Research on Absolute Calibration of GNSS Receiver Delay through Clock-Steering Characterization

The receiver delay has a significant impact on global navigation satellite system (GNSS) time measurement. This article comprehensively analyzes the difficulty, composition, principle, and calculation of GNSS receiver delay. A universal method, based on clock-steering characterization, is proposed to absolutely calibrate all types of receivers. We use a hardware simulator to design several experiments to test the performance of GNSS receiver delay for different receiver types, radio frequency (RF) signals, operation status and time-to-phase (TtP). At first, through the receivers of Novatel and Septentrio, the channel delay of Septentrio is 2 ns far lower than 65 ns for Novatel, and for the inter-frequency bias of GLONASS L1, Septentrio tends to increase within 10 ns compared with decreasing of Novatel within 5 ns.
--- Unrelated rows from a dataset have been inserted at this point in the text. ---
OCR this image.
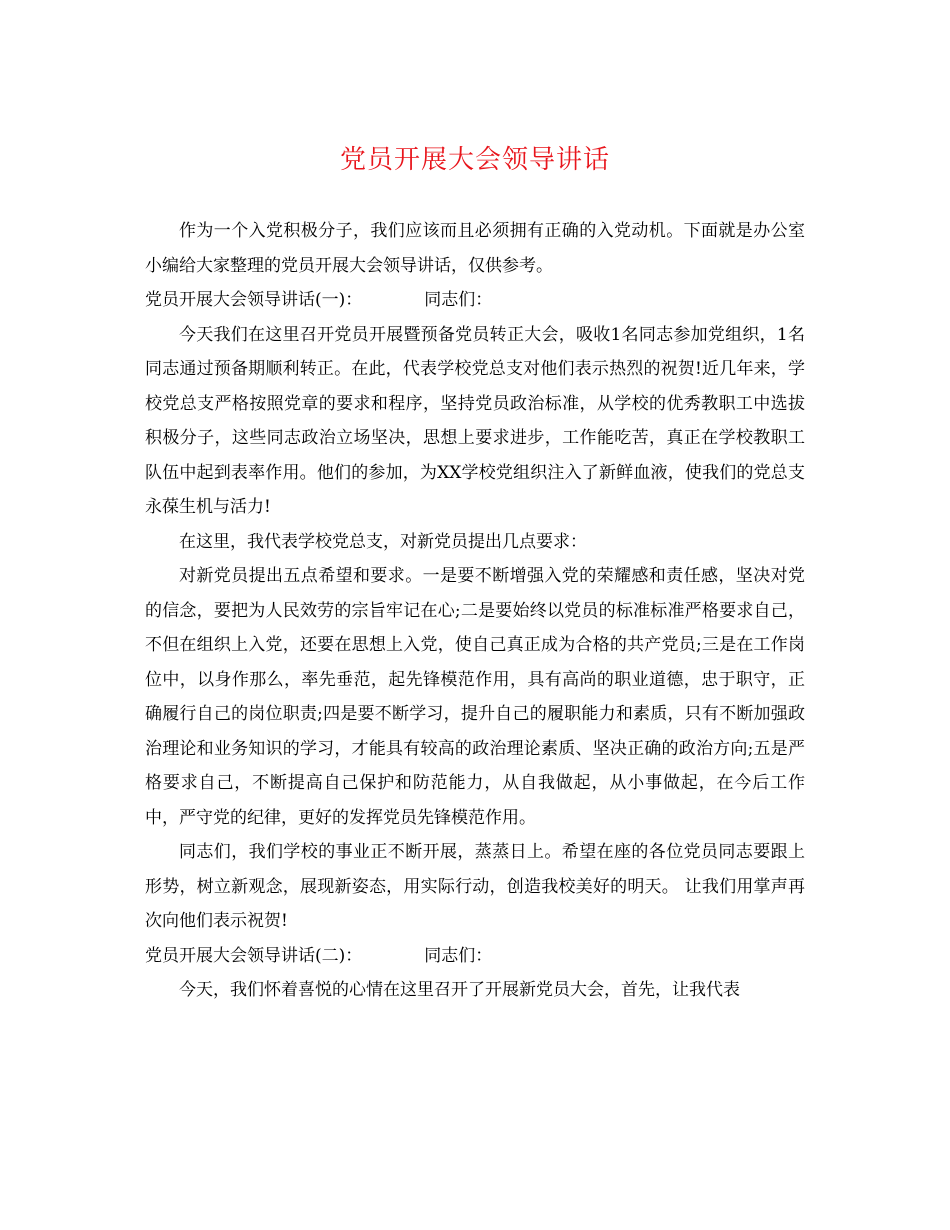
党员开展大会领导讲话

作为一个入党积极分子，我们应该而且必须拥有正确的入党动机。下面就是办公室小编给大家整理的党员开展大会领导讲话，仅供参考。

党员开展大会领导讲话(一)：	同志们：

今天我们在这里召开党员开展暨预备党员转正大会，吸收1名同志参加党组织，1名同志通过预备期顺利转正。在此，代表学校党总支对他们表示热烈的祝贺!近几年来，学校党总支严格按照党章的要求和程序，坚持党员政治标准，从学校的优秀教职工中选拔积极分子，这些同志政治立场坚决，思想上要求进步，工作能吃苦，真正在学校教职工队伍中起到表率作用。他们的参加，为XX学校党组织注入了新鲜血液，使我们的党总支永葆生机与活力!

在这里，我代表学校党总支，对新党员提出几点要求：

对新党员提出五点希望和要求。一是要不断增强入党的荣耀感和责任感，坚决对党的信念，要把为人民效劳的宗旨牢记在心;二是要始终以党员的标准标准严格要求自己，不但在组织上入党，还要在思想上入党，使自己真正成为合格的共产党员;三是在工作岗位中，以身作那么，率先垂范，起先锋模范作用，具有高尚的职业道德，忠于职守，正确履行自己的岗位职责;四是要不断学习，提升自己的履职能力和素质，只有不断加强政治理论和业务知识的学习，才能具有较高的政治理论素质、坚决正确的政治方向;五是严格要求自己，不断提高自己保护和防范能力，从自我做起，从小事做起，在今后工作中，严守党的纪律，更好的发挥党员先锋模范作用。

同志们，我们学校的事业正不断开展，蒸蒸日上。希望在座的各位党员同志要跟上形势，树立新观念，展现新姿态，用实际行动，创造我校美好的明天。 让我们用掌声再次向他们表示祝贺!

党员开展大会领导讲话(二)：	同志们：

今天，我们怀着喜悦的心情在这里召开了开展新党员大会，首先，让我代表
Secondly, a representative receiver of UniNav-BDS (BeiDou) is chosen to test the influence of Ttp which may be ignored by users. Under continuous operation, the receiver delay shows a monotone reduction of 10 ns as TtP increased by 10 ns. However, under on-off operation, the receiver delay represents periodic variation. Through a zero-baseline comparison, we verifies the relation between receiver delay and TtP. At last, the article analyzes instrument errors and measurement errors in the experiment, and the combined uncertainty of absolute calibration is calculated with 1.36 ns.